Episode 16/17 was a grim day for The 6th MS Team (as well as Web 2.0, Sesame Street, and the Beastie Boys).
Nanoha StrikerS is in large part about growing the cast company, or just plain growing up. For the cast, there was plenty of growing up to be had by way of a thorough beat down. But continuing on with the corporate analogy, the startup days are over.
Non-stop confrontation is over. Do or die every episode, as a general rule, is over. Other people give the orders and impose crippling limits on their subordinates. A lot of the episodes have this comfortable, laid-back, secure desk job, feel. This might actually be because there are actual desk job scenes. Lots of them.
Training is just that. It's repetitive and progress is generally measured over weeks, if not months. I can appreciate training, but it's hard to make training scenes compelling to watch. Invariably all such scenes have, "Do this. Do that. Do this again. Here's a tip. Here's a new ability" ad nauseum.

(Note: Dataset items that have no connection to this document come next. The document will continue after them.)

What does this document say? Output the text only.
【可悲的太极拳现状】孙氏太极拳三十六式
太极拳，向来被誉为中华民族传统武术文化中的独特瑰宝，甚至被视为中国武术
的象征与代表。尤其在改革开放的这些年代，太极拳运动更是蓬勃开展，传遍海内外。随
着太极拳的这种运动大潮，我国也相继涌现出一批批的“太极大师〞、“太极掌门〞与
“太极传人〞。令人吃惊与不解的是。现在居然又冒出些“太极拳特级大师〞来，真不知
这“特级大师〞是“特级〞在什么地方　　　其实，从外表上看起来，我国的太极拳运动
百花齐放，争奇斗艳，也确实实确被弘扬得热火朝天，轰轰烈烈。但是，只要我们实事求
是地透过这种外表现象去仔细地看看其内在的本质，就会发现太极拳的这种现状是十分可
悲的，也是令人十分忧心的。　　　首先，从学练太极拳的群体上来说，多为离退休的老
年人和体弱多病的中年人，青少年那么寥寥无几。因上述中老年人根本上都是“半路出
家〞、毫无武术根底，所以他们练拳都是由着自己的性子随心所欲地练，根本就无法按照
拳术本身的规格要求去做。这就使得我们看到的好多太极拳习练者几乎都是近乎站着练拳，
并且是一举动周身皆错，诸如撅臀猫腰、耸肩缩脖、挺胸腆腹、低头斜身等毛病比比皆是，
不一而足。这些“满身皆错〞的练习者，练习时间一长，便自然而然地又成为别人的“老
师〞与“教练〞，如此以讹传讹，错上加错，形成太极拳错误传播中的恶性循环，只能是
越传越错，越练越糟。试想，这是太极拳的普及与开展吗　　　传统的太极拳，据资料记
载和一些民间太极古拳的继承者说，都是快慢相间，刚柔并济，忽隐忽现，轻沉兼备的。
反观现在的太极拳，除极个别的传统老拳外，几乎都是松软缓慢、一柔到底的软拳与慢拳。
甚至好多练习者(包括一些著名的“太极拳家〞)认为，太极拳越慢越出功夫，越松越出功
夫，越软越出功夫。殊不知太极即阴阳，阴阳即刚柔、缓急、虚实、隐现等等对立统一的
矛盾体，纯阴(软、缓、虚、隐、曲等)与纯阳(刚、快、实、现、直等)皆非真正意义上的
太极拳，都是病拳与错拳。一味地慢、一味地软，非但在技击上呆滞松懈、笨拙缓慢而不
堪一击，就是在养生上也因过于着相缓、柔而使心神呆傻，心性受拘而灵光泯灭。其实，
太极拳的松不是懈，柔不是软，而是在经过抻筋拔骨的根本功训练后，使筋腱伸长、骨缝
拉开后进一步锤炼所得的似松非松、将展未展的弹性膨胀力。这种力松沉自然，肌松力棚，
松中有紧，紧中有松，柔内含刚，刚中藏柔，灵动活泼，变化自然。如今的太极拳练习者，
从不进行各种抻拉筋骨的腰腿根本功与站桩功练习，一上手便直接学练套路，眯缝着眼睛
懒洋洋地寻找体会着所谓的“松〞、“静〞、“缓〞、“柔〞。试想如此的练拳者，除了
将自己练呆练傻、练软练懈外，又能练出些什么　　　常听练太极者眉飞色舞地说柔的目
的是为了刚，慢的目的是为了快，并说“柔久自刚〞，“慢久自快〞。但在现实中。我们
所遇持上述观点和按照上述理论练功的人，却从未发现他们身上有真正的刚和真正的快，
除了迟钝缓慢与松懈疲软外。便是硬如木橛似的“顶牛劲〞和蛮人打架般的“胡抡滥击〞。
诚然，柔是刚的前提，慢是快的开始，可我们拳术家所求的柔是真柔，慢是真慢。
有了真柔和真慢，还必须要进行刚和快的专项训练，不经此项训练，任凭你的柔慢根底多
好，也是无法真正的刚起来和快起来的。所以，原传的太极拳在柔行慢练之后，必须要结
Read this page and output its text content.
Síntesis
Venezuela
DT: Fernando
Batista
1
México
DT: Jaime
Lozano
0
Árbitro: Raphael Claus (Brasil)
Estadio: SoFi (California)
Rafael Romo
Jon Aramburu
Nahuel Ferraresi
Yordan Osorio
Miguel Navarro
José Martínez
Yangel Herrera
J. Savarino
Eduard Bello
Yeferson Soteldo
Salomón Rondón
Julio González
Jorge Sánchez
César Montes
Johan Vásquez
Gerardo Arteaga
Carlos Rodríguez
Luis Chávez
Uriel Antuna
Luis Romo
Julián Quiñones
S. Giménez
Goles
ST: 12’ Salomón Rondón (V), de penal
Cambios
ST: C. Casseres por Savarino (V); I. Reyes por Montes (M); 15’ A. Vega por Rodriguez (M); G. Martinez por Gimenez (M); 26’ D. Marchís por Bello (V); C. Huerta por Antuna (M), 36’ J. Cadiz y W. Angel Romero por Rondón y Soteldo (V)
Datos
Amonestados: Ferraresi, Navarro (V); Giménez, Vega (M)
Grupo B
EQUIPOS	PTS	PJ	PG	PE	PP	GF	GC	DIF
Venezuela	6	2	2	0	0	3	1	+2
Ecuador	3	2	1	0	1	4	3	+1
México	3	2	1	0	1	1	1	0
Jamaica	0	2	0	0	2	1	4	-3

When the characters involved in training don't totally suck but aren't absolutely brilliant either, it's doubly hard to watch with interest. There are no antics or mishaps from newbies, nor are there personality conflicts between n00bs and l33ts alike. Limbo characters just follow orders, over and over, and steadily get better. Their continued improvement is as assured as paint drying.
No doubt more consideration will be given to the replacement of our modern weapons with magical ones. It would have been nice if more information to that debate was offered up front in place of some of the training scenes. If nothing else, more office politics would have sufficed. Those teaser discussions between Gaiz and Auris brought nothing to the table, other than maybe Auris having a crisis of confidence (or conscience) in an elevator.
And finally, just some musings specific to episode 17.
Okay Vice, I understand that you might be high off the fumes from burning plastics, asbestos, and stuffed toy rabbits, but real snipers shake off the hallucinations. Are you not a pro sniper? Apparently, not pro enough. I suppose when you're washed up, you're washed up, damaged goods, etc.
It's not quite aimbot, but just who is in charge here? How good of a sniper are you if you need your rifle to tell you when to fire? But still, they should have had a better reason for deploying a sniper. The dude was holding a knife. For mages with barrier jackets, what is a knife going to do? And there are people who can hover! Rappel (or hover) down from the side, swing in, apply a barrier to the kid (or apply flash bang), kick butt.
If Vice doesn't pick up his sniper rifle again or if Teana doesn't receive pointers, I'll be disappointed. It means a scene was wasted talking about his past, which could have been easily inferred from his conveniently timed flashback.
1 comments:
Indeed, I was thinking how convenient it was for Teana to talk about his past, only to have it referenced just an episode later.